Final Displacement = (1500 + 200, 3000 + 5000, 200 + 100) = (1700, 8000, 300)

b) Magnitude of the Displacement

The magnitude of the displacement can be calculated using the 3D distance formula:

Magnitude = √(1700² + 8000² + 300²)

Calculating this gives:

Magnitude = √(2890000 + 64000000 + 90000) = √(66890000) ≈ 2580.5 m

4. Adding Displacements

Combining Two Displacements

We have:

  • A = 6 km due north
  • B = 4 km at an angle of 30 degrees above the horizontal

To add these, we need to break down B into its components:

  • B_x = 4 * cos(30°) = 4 * (√3/2) ≈ 3.46 km
  • B_y = 4 * sin(30°) = 4 * (1/2) = 2 km

Now, adding the components:

  • Total x = 0 + 3.46 = 3.46 km
  • Total y = 6 + 2 = 8 km

The resultant displacement is approximately (3.46, 8) km.

5. Vector Concepts

a) Null Vector

A null vector, also known as a zero vector, is a vector that has a magnitude of zero and no specific direction. It is represented as (0, 0) in two dimensions. It plays a crucial role in vector addition, as adding a null vector to any vector does not change the original vector.

b) Equivalent Vectors

Equivalent vectors are vectors that have the same magnitude and direction, regardless of their initial points. For example, two vectors of 5 units pointing north are equivalent, even if they start from different locations.

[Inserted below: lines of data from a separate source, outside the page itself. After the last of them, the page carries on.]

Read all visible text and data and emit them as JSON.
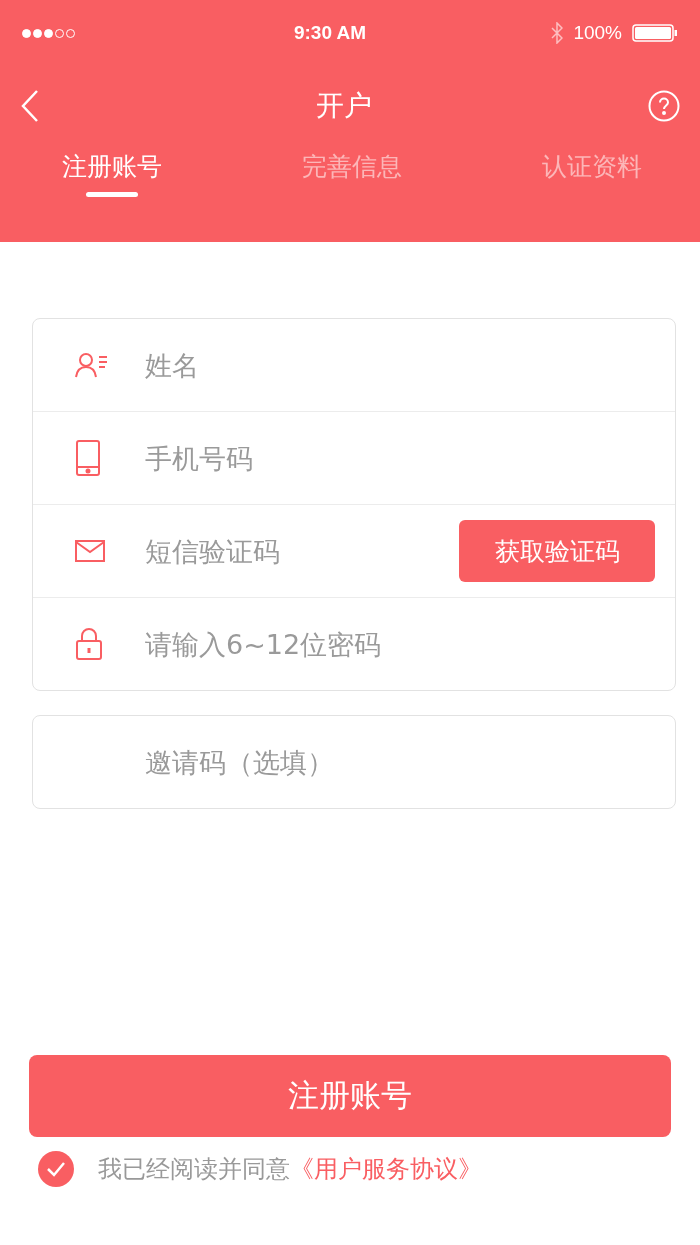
{
  "status_bar": {
    "time": "9:30 AM",
    "battery": "100%"
  },
  "nav": {
    "title": "开户"
  },
  "tabs": [
    {
      "label": "注册账号",
      "selected": true
    },
    {
      "label": "完善信息",
      "selected": false
    },
    {
      "label": "认证资料",
      "selected": false
    }
  ],
  "form": {
    "fields": [
      {
        "kind": "name",
        "placeholder": "姓名"
      },
      {
        "kind": "phone",
        "placeholder": "手机号码"
      },
      {
        "kind": "sms",
        "placeholder": "短信验证码",
        "button": "获取验证码"
      },
      {
        "kind": "password",
        "placeholder": "请输入6~12位密码"
      }
    ]
  },
  "invite": {
    "placeholder": "邀请码（选填）"
  },
  "submit": "注册账号",
  "agreement": {
    "checked": true,
    "text": "我已经阅读并同意",
    "link": "《用户服务协议》"
  }
}
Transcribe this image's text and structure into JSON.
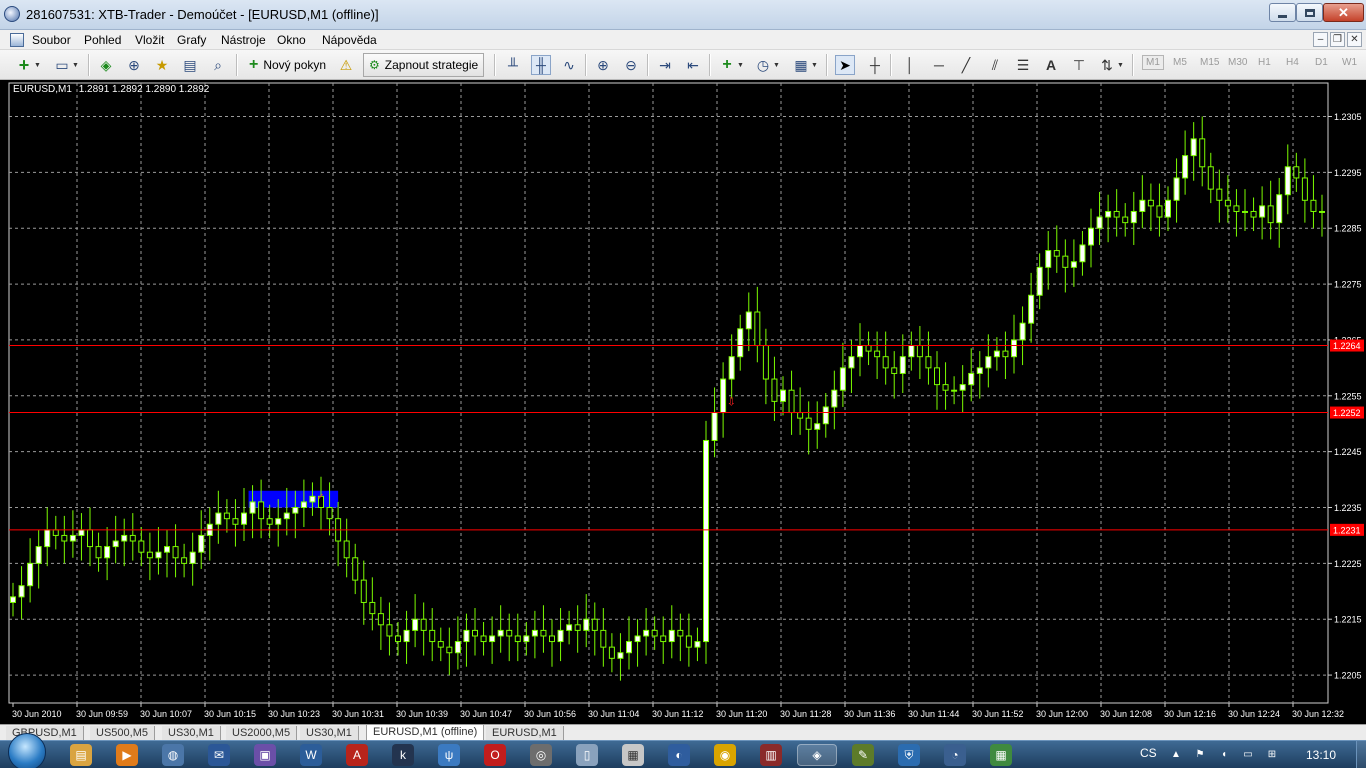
{
  "window": {
    "title": "281607531: XTB-Trader - Demoúčet - [EURUSD,M1 (offline)]",
    "close_glyph": "✕"
  },
  "menu": {
    "items": [
      "Soubor",
      "Pohled",
      "Vložit",
      "Grafy",
      "Nástroje",
      "Okno",
      "Nápověda"
    ]
  },
  "toolbar": {
    "new_order_label": "Nový pokyn",
    "strategy_label": "Zapnout strategie",
    "timeframes": [
      "M1",
      "M5",
      "M15",
      "M30",
      "H1",
      "H4",
      "D1",
      "W1"
    ],
    "active_timeframe": "M1"
  },
  "chart": {
    "info": {
      "symbol": "EURUSD,M1",
      "ohlc": "1.2891 1.2892 1.2890 1.2892"
    },
    "colors": {
      "background": "#000000",
      "grid": "#9a9a9a",
      "candle": "#7CFC00",
      "bull_body": "#ffffff",
      "hline": "#ff0000",
      "zone": "#0000ff"
    },
    "price_labels": [
      "1.2305",
      "1.2295",
      "1.2285",
      "1.2275",
      "1.2265",
      "1.2255",
      "1.2245",
      "1.2235",
      "1.2225",
      "1.2215",
      "1.2205"
    ],
    "time_labels": [
      "30 Jun 2010",
      "30 Jun 09:59",
      "30 Jun 10:07",
      "30 Jun 10:15",
      "30 Jun 10:23",
      "30 Jun 10:31",
      "30 Jun 10:39",
      "30 Jun 10:47",
      "30 Jun 10:56",
      "30 Jun 11:04",
      "30 Jun 11:12",
      "30 Jun 11:20",
      "30 Jun 11:28",
      "30 Jun 11:36",
      "30 Jun 11:44",
      "30 Jun 11:52",
      "30 Jun 12:00",
      "30 Jun 12:08",
      "30 Jun 12:16",
      "30 Jun 12:24",
      "30 Jun 12:32"
    ],
    "hlines": [
      {
        "price": 1.2264,
        "label": "1.2264"
      },
      {
        "price": 1.2252,
        "label": "1.2252"
      },
      {
        "price": 1.2231,
        "label": "1.2231"
      }
    ],
    "series": [
      1.2219,
      1.2221,
      1.2225,
      1.2228,
      1.2231,
      1.223,
      1.2229,
      1.223,
      1.2231,
      1.2228,
      1.2226,
      1.2228,
      1.2229,
      1.223,
      1.2229,
      1.2227,
      1.2226,
      1.2227,
      1.2228,
      1.2226,
      1.2225,
      1.2227,
      1.223,
      1.2232,
      1.2234,
      1.2233,
      1.2232,
      1.2234,
      1.2236,
      1.2233,
      1.2232,
      1.2233,
      1.2234,
      1.2235,
      1.2236,
      1.2237,
      1.2235,
      1.2233,
      1.2229,
      1.2226,
      1.2222,
      1.2218,
      1.2216,
      1.2214,
      1.2212,
      1.2211,
      1.2213,
      1.2215,
      1.2213,
      1.2211,
      1.221,
      1.2209,
      1.2211,
      1.2213,
      1.2212,
      1.2211,
      1.2212,
      1.2213,
      1.2212,
      1.2211,
      1.2212,
      1.2213,
      1.2212,
      1.2211,
      1.2213,
      1.2214,
      1.2213,
      1.2215,
      1.2213,
      1.221,
      1.2208,
      1.2209,
      1.2211,
      1.2212,
      1.2213,
      1.2212,
      1.2211,
      1.2213,
      1.2212,
      1.221,
      1.2211,
      1.2247,
      1.2252,
      1.2258,
      1.2262,
      1.2267,
      1.227,
      1.2264,
      1.2258,
      1.2254,
      1.2256,
      1.2252,
      1.2251,
      1.2249,
      1.225,
      1.2253,
      1.2256,
      1.226,
      1.2262,
      1.2264,
      1.2263,
      1.2262,
      1.226,
      1.2259,
      1.2262,
      1.2264,
      1.2262,
      1.226,
      1.2257,
      1.2256,
      1.2256,
      1.2257,
      1.2259,
      1.226,
      1.2262,
      1.2263,
      1.2262,
      1.2265,
      1.2268,
      1.2273,
      1.2278,
      1.2281,
      1.228,
      1.2278,
      1.2279,
      1.2282,
      1.2285,
      1.2287,
      1.2288,
      1.2287,
      1.2286,
      1.2288,
      1.229,
      1.2289,
      1.2287,
      1.229,
      1.2294,
      1.2298,
      1.2301,
      1.2296,
      1.2292,
      1.229,
      1.2289,
      1.2288,
      1.2288,
      1.2287,
      1.2289,
      1.2286,
      1.2291,
      1.2296,
      1.2294,
      1.229,
      1.2288,
      1.2288
    ],
    "buy_arrow_index": 84,
    "sell_marker_index": 36,
    "zone": {
      "from_index": 28,
      "to_index": 38,
      "price_low": 1.2235,
      "price_high": 1.2238
    }
  },
  "tabs": {
    "items": [
      "GBPUSD,M1",
      "US500,M5",
      "US30,M1",
      "US2000,M5",
      "US30,M1",
      "EURUSD,M1 (offline)",
      "EURUSD,M1"
    ],
    "active_index": 5
  },
  "taskbar": {
    "language": "CS",
    "time": "13:10"
  }
}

6. Orthogonality of Vectors

Checking Orthogonality

Given the displacements:

  • A = (3, 5)
  • B = (10, -6)

To determine if they are orthogonal, we check the dot product:

A · B = (3 * 10) + (5 * -6) = 30 - 30 = 0

Since the dot product is zero, vectors A and B are orthogonal, meaning they are at right angles to each other.

Feel free to ask if you have any further questions or need clarification on any of these topics!